The comeback everyone was waiting for turned into a nightmare in the blink of an eye. Conor McGregor stepped into the octagon at UFC 329 for his first fight in over five years, but a freak knee injury ended his bout against Max Holloway almost before it began.
McGregor opened the fight with a jump kick attempt, but something went horribly wrong. He immediately crumpled to the canvas, clutching his knee. Despite trying to continue, his compromised leg made it impossible to stay upright, and the referee had no choice but to wave off the fight.
Dana White, the UFC CEO, didn’t mince words. “I was expecting at least a one-round war,” he said in his post-fight press conference. “Who knew what Conor was capable of as far as cardio, whatever else, after a five-year layoff, and there you go. We’re assuming a blown ACL. I’m no doctor, but that’s what I figured when I saw it, and doctors think the same thing too.”

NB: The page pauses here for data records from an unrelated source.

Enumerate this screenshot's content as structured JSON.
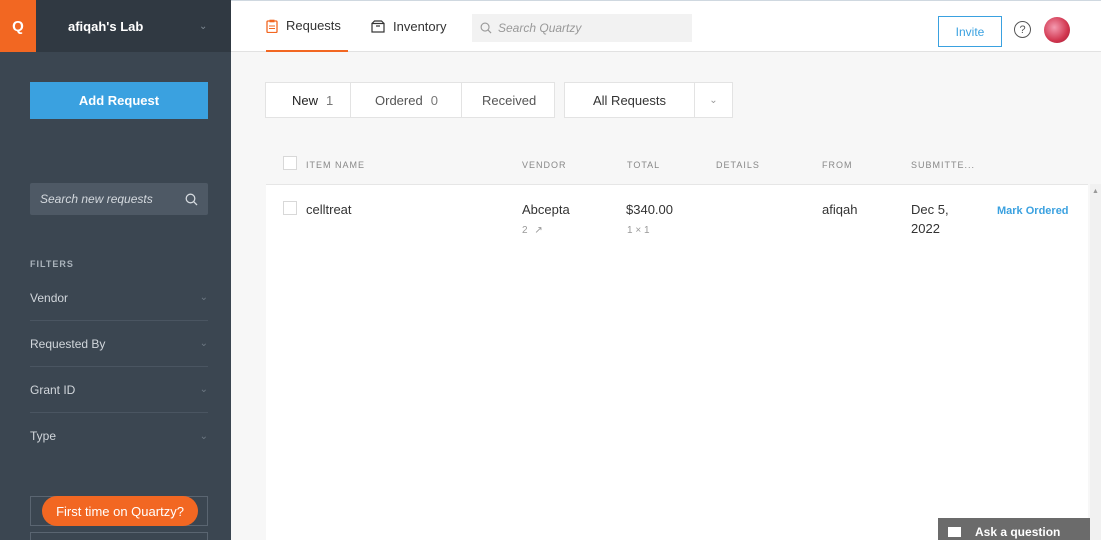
{
  "sidebar": {
    "logo_letter": "Q",
    "lab_name": "afiqah's Lab",
    "add_request_label": "Add Request",
    "search_placeholder": "Search new requests",
    "filters_heading": "FILTERS",
    "filters": [
      {
        "label": "Vendor"
      },
      {
        "label": "Requested By"
      },
      {
        "label": "Grant ID"
      },
      {
        "label": "Type"
      }
    ],
    "first_time_label": "First time on Quartzy?"
  },
  "topbar": {
    "tabs": [
      {
        "label": "Requests",
        "icon": "clipboard-icon",
        "active": true
      },
      {
        "label": "Inventory",
        "icon": "box-icon",
        "active": false
      }
    ],
    "search_placeholder": "Search Quartzy",
    "invite_label": "Invite",
    "help_symbol": "?"
  },
  "status_tabs": [
    {
      "label": "New",
      "count": "1"
    },
    {
      "label": "Ordered",
      "count": "0"
    },
    {
      "label": "Received",
      "count": ""
    }
  ],
  "filter_dropdown": {
    "label": "All Requests"
  },
  "table": {
    "headers": {
      "item_name": "ITEM NAME",
      "vendor": "VENDOR",
      "total": "TOTAL",
      "details": "DETAILS",
      "from": "FROM",
      "submitted": "SUBMITTE..."
    },
    "rows": [
      {
        "item_name": "celltreat",
        "vendor": "Abcepta",
        "vendor_links": "2",
        "total": "$340.00",
        "quantity": "1 × 1",
        "details": "",
        "from": "afiqah",
        "submitted_line1": "Dec 5,",
        "submitted_line2": "2022",
        "action": "Mark Ordered"
      }
    ]
  },
  "help_widget": {
    "label": "Ask a question"
  },
  "colors": {
    "accent": "#f26722",
    "primary": "#3aa1e0",
    "sidebar": "#3b4651"
  }
}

McGregor took to social media to express his devastation. “I was throwing kicks, planted and jumping, all throughout camp as well as backstage before the fight,” he wrote. “This came out of nowhere. I am beyond dark here. I can only describe it as hell.”
But on his 38th birthday, the former two-division champion delivered a message that silenced retirement rumors. “We’ll be back,” McGregor said, crossing himself. “We’ll be back.”
That declaration comes despite a brutal recent record. McGregor hasn’t won a UFC fight since January 2020, and his last two bouts have ended early due to injury. Some critics wonder if he still has what it takes, but the UFC remains firmly in his corner.
“It’s the guys that start saying, ‘I’ve been thinking about retiring,’ and you know, the minute you start talking or thinking about retiring, you absolutely, positively should,” White said. “I haven’t heard that from him yet.”
The injury has sparked plenty of chatter around the combat sports world—including a controversial cheap shot from Jake Paul aimed at the wounded star—but McGregor’s focus remains on recovery and another shot at glory.
For now, no fight is scheduled. But if McGregor’s history has taught us anything, it’s that you should never count him out.